Tabbal Judie, Kabbara Aya, Yochum Maxime, Khalil Mohamad, Hassan Mahmoud, Benquet Pascal
Institute of Clinical Neurosciences of Rennes (INCR), Rennes, France.
MINDig, F-35000 Rennes, France.
J Neural Eng. 2022 Oct 11;19(5). doi: 10.1088/1741-2552/ac954f.

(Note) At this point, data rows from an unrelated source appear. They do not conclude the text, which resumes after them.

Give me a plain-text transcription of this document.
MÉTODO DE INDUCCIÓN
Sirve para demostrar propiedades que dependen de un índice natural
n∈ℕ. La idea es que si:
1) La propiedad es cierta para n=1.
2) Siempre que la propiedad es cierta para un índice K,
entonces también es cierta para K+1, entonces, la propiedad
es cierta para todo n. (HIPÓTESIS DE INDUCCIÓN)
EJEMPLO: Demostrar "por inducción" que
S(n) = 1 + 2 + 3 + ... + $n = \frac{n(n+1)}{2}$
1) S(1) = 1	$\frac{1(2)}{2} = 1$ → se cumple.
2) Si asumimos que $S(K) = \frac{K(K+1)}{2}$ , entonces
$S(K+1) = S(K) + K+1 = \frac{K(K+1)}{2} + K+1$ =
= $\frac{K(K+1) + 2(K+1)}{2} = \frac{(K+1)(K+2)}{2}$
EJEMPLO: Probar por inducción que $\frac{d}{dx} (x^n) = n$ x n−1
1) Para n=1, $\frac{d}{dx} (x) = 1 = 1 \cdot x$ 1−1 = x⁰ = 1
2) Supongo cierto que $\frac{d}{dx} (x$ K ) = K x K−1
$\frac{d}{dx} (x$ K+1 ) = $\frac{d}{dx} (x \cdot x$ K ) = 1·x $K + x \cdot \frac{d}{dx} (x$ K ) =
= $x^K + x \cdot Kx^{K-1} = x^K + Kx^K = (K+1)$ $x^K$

Electro/Magnetoencephalography (EEG/MEG) source-space network analysis is increasingly recognized as a powerful tool for tracking fast electrophysiological brain dynamics. However, an objective and quantitative evaluation of pipeline steps is challenging due to the lack of realistic 'controlled' data. Here, our aim is two-folded: (a) provide a quantitative assessment of the advantages and limitations of the analyzed techniques and (b) introduce (and share) a complete framework that can be used to optimize the entire pipeline of EEG/MEG source connectivity.We used a human brain computational model containing both physiologically based cellular GABAergic and Glutamatergic circuits coupled through Diffusion Tensor Imaging, to generate high-density EEG recordings. We designed a scenario of successive gamma-band oscillations in distinct cortical areas to emulate a virtual picture-naming task. We identified fast time-varying network states and quantified the performance of the key steps involved in the pipeline: (a) inverse models to reconstruct cortical-level sources, (b) functional connectivity measures to compute statistical interdependency between regional signals, and (c) dimensionality reduction methods to derive dominant brain network states (BNS).Using a systematic evaluation of the different decomposition techniques, results show significant variability among tested algorithms in terms of spatial and temporal accuracy. We outlined the spatial precision, the temporal sensitivity, and the global accuracy of the extracted BNS relative to each method. Our findings suggest a good performance of weighted minimum norm estimate/ Phase Locking Value combination to elucidate the appropriate functional networks and ICA techniques to derive relevant dynamic BNS.We suggest using such brain models to go further in the evaluation of the different steps and parameters involved in the EEG/MEG source-space network analysis. This can reduce the empirical selection of inverse model, connectivity measure, and dimensionality reduction method as some of the methods can have a considerable impact on the results and interpretation.
脑电/脑磁图(EEG/MEG)源空间网络分析日益被视为追踪快速脑电生理动力学的有力工具。然而,由于缺乏现实的“受控”数据,对流程步骤进行客观定量评估具有挑战性。在此,我们有两个目标:(a)对所分析技术的优缺点进行定量评估,以及(b)引入(并分享)一个可用于优化EEG/MEG源连接性整个流程的完整框架。我们使用一个包含通过扩散张量成像耦合的基于生理的细胞GABA能和谷氨酸能回路的人脑计算模型,来生成高密度EEG记录。我们设计了一个在不同皮质区域连续进行伽马波段振荡的场景,以模拟虚拟图片命名任务。我们识别了快速时变网络状态,并量化了流程中关键步骤的性能:(a)用于重建皮质水平源的逆模型,(b)用于计算区域信号之间统计相关性的功能连接性测量,以及(c)用于推导主要脑网络状态(BNS)的降维方法。通过对不同分解技术的系统评估,结果表明在空间和时间准确性方面,测试算法之间存在显著差异。我们概述了相对于每种方法提取的BNS的空间精度、时间敏感性和全局准确性。我们的研究结果表明,加权最小范数估计/锁相值组合在阐明适当的功能网络方面表现良好,并采用独立成分分析(ICA)技术来推导相关的动态BNS。我们建议使用此类脑模型进一步评估EEG/MEG源空间网络分析中涉及的不同步骤和参数。这可以减少对逆模型、连接性测量和降维方法的经验性选择,因为其中一些方法可能会对结果和解释产生相当大的影响。